Like American president Richard M. Nixon after him, Alan Burns was a conservative “liberal,” who believed in the Enlightenment credo of human rights as well as (contrary to both left- and right-wing racialists) a common humanity shared by all human beings. While serving in the Bahamas, Burns celebrated Emancipation Day, which commemorated the end of slavery on the tropical island. As Gilley notes, Alan firmly believed that the same institutions that “civilized” Europe could do so for the rest of the world. He founded a Carnegie library in Lagos, Nigeria, and encouraged diverse social gathers to ease tensions. He further brought African members into the Gold Coast Legislature while serving as the colony’s governor.
Throughout The Last Imperialist, Gilley contrasts revolutionary countries such as Guatemala and Haiti with other countries with a stronger colonial government such as British Honduras and the Bahamas. Gilley’s central point is that colonialism stabilized and strengthened colonials while the much-trumpeted revolutionary wars frequently led to chaos and death.
This is not to argue that colonialism is without its mistakes -- a point Alan Burns himself noted.
The murder of an African tribal priest by eight prominent men, often known as the Ju-Ju murder, provided to be one of the most difficult moments in Alan’s career as he battled with both African and English politicians to attempt to enforce what he perceived to be justice. For Alan, the Ju-Ju murder was symptomatic of the barbarism that “civilization” was attempting to end in the Third World and which it had allegedly ended (or at least tamed) in Europe.
Sir Alan Burns’ remaining years were spent battling an increasingly radicalized and anti-colonial United Nations as the British Empire retreated and handed the baton of Western Civilization to the United States.

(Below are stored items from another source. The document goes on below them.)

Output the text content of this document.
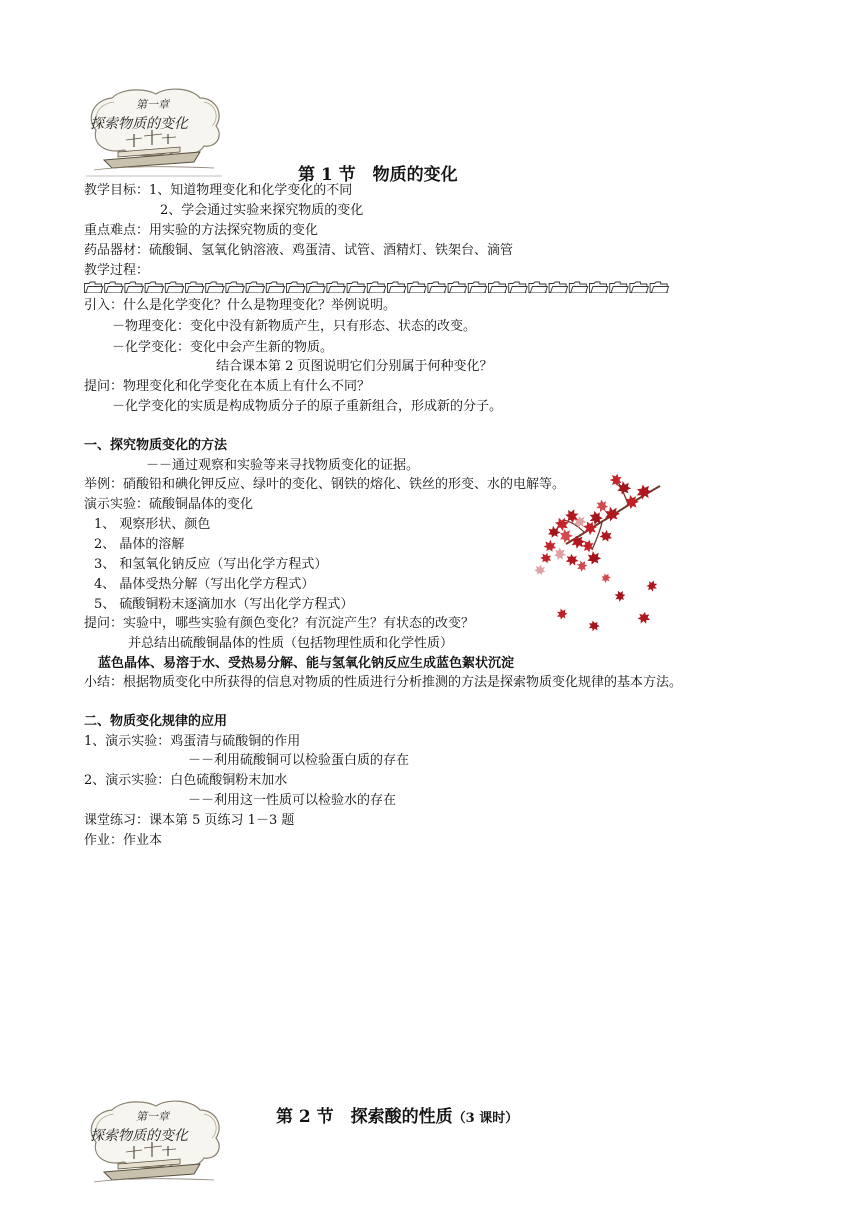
第一章
探索物质的变化
第 1 节　物质的变化
教学目标：1、知道物理变化和化学变化的不同
2、学会通过实验来探究物质的变化
重点难点：用实验的方法探究物质的变化
药品器材：硫酸铜、氢氧化钠溶液、鸡蛋清、试管、酒精灯、铁架台、滴管
教学过程：
引入：什么是化学变化？什么是物理变化？举例说明。
－物理变化：变化中没有新物质产生，只有形态、状态的改变。
－化学变化：变化中会产生新的物质。
结合课本第 2 页图说明它们分别属于何种变化？
提问：物理变化和化学变化在本质上有什么不同？
－化学变化的实质是构成物质分子的原子重新组合，形成新的分子。
一、探究物质变化的方法
－－通过观察和实验等来寻找物质变化的证据。
举例：硝酸铅和碘化钾反应、绿叶的变化、钢铁的熔化、铁丝的形变、水的电解等。
演示实验：硫酸铜晶体的变化
1、 观察形状、颜色
2、 晶体的溶解
3、 和氢氧化钠反应（写出化学方程式）
4、 晶体受热分解（写出化学方程式）
5、 硫酸铜粉末逐滴加水（写出化学方程式）
提问：实验中，哪些实验有颜色变化？有沉淀产生？有状态的改变？
并总结出硫酸铜晶体的性质（包括物理性质和化学性质）
蓝色晶体、易溶于水、受热易分解、能与氢氧化钠反应生成蓝色絮状沉淀
小结：根据物质变化中所获得的信息对物质的性质进行分析推测的方法是探索物质变化规律的基本方法。
二、物质变化规律的应用
1、演示实验：鸡蛋清与硫酸铜的作用
－－利用硫酸铜可以检验蛋白质的存在
2、演示实验：白色硫酸铜粉末加水
－－利用这一性质可以检验水的存在
课堂练习：课本第 5 页练习 1－3 题
作业：作业本
第一章
探索物质的变化
第 2 节　探索酸的性质（3 课时）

As Gilley himself hints, what is most frightening about the current discussion of colonialism is the complete absence of truth and honesty from the new wave of left-wing historians.
Gilley demonstrates that many radicals in the developing world privately were able to express their admiration for various elements of colonialism but were unable to voice such support publicly for obvious reasons.
Gilley also marshals quotes from such noted writers as Octavio Paz, V.S. Naipaul, and Chinua Achebe in praise of some elements of colonialism.
However, rational, documented arguments for colonialism do not matter in a time in which the criterion for correctness is no longer truth and the standard for rightness is not justice but rather the will to power and violence.